Statt dessen haben die Regierungen von Clinton und Bush zwei Pipelines unterstützt, die sowohl Russland als auch Iran umgehen. Die eine, erst Mitte der 90er-Jahre von der US-Ölfirma Unocal geplant, würde von Turkmenistan durch Afghanistan zum pakistanischen Hafen von Gwadar am Indischen Ozean verlaufen. Wenige Monate nach dem Sturz des Taliban-Regims unterzeichnete der afghanische Präsident Hamid Karzai, ein ehemaliger Unocal-Berater, einen Vertrag mit dem pakistanischen Staatschef Pervez Musharraf und dem turkmenischen Diktator Saparmurad Nijasow, um grünes Licht zu geben für den Bau einer 3,2 Milliarden Dollar teuren Gas-Pipeline durch den Korridor Herat-Kandahar in Afghanistan. Eine Machbarkeitsstudie soll erstellt werden, eine parallele Ölpipeline ist später geplant. Bislang hat das Treiben der Kriegsfürsten in Afghanistan private Investoren abgehalten, sich finanziell zu engagieren.
Jüngst abgeschlossen wurde hingegen der Bau einer gigantischen 3,8 Milliarden Dollar teuren und 1700 Kilometer langen Pipeline von Aserbaidschans Hauptstadt Baku durch Georgien bis zum türkischen Mittelmeerhafen Ceyhan.
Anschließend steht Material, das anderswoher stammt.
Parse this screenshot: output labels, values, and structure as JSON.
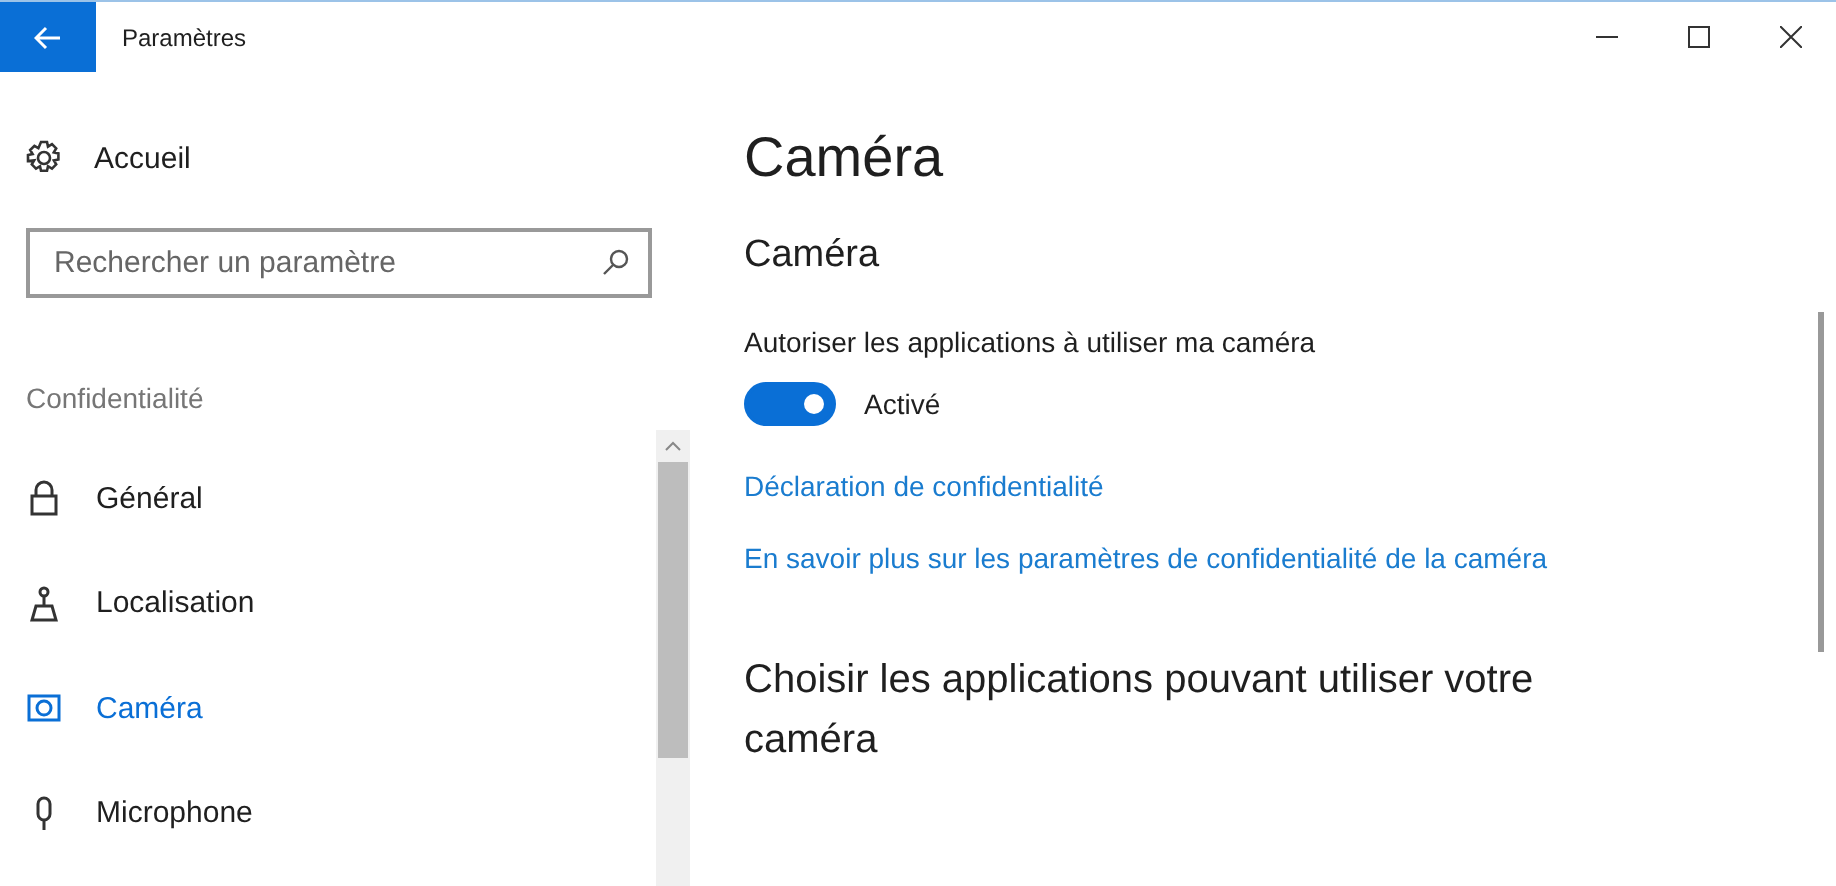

British Petroleum, ihr Hauptbetreiber, hat Milliarden im ölreichen Aserbaidschan investiert und kann sich auf Unterstützung der Bush-Regierung verlassen, die im Mai 2002 etwa 500 Elitetruppen im von Bürgerkrieg geschüttelten Georgien stationiert hat.
Schon aus ökologischen und sozialen Gründen umstritten - sie wird wohl kaum die Armut in den notorisch korrupten Ländern mildern - verschlimmert die im Mai 2005 eröffnete Pipeline auch die Instabilität im Südkaukasus. Jahrelang hat die russische Regierung, die noch immer tausende Truppen in Georgien und Armenien stationiert hält, versucht, westliche Pipeline-Investoren abzuschrecken, indem sie blutige ethnische Konflikte nahe der Pipeline-Route angefacht hat, etwa in der armenischen Enklave von Berg-Karabach in Aserbaidschan und in den abtrünnigen georgischen Regionen Abchasien und Südossetien.
Moskau und Peking stören sich am wachsenden amerikanischen Einfluss in ihrem strategischen Hinterhof. Aus Sorge, dass die amerikanische Präsenz die muslimischen Uighuren in seiner zentralasiatischen Provinz Xinjiang zu einem Aufstand ermutigen könnte, hat China jüngst Militärmanöver mit Kirgisien veranstaltet und die Beziehungen besonders zu Usbekistan gestärkt.
Die russische Regierung tolerierte ursprünglich das US-Eindringen in ihr ehemaliges Reich, in der Hoffnung, dass Washington im Gegenzug russische Verbrechen in Tschetschenien ignorieren würde. Doch für den Kreml ist die "neue strategische Partnerschaft" gegen den Terror mit dem Weißen Haus nie mehr gewesen als eine taktische Zweckehe, um Russlands angeschlagene Wirtschaft mithilfe westlichen Kapitals auf die Beine zu helfen. Für die Mehrheit des russischen Establishments ist es undenkbar, dauerhaft auf seine Hegemonialansprüche auf Zentralasien zu verzichten.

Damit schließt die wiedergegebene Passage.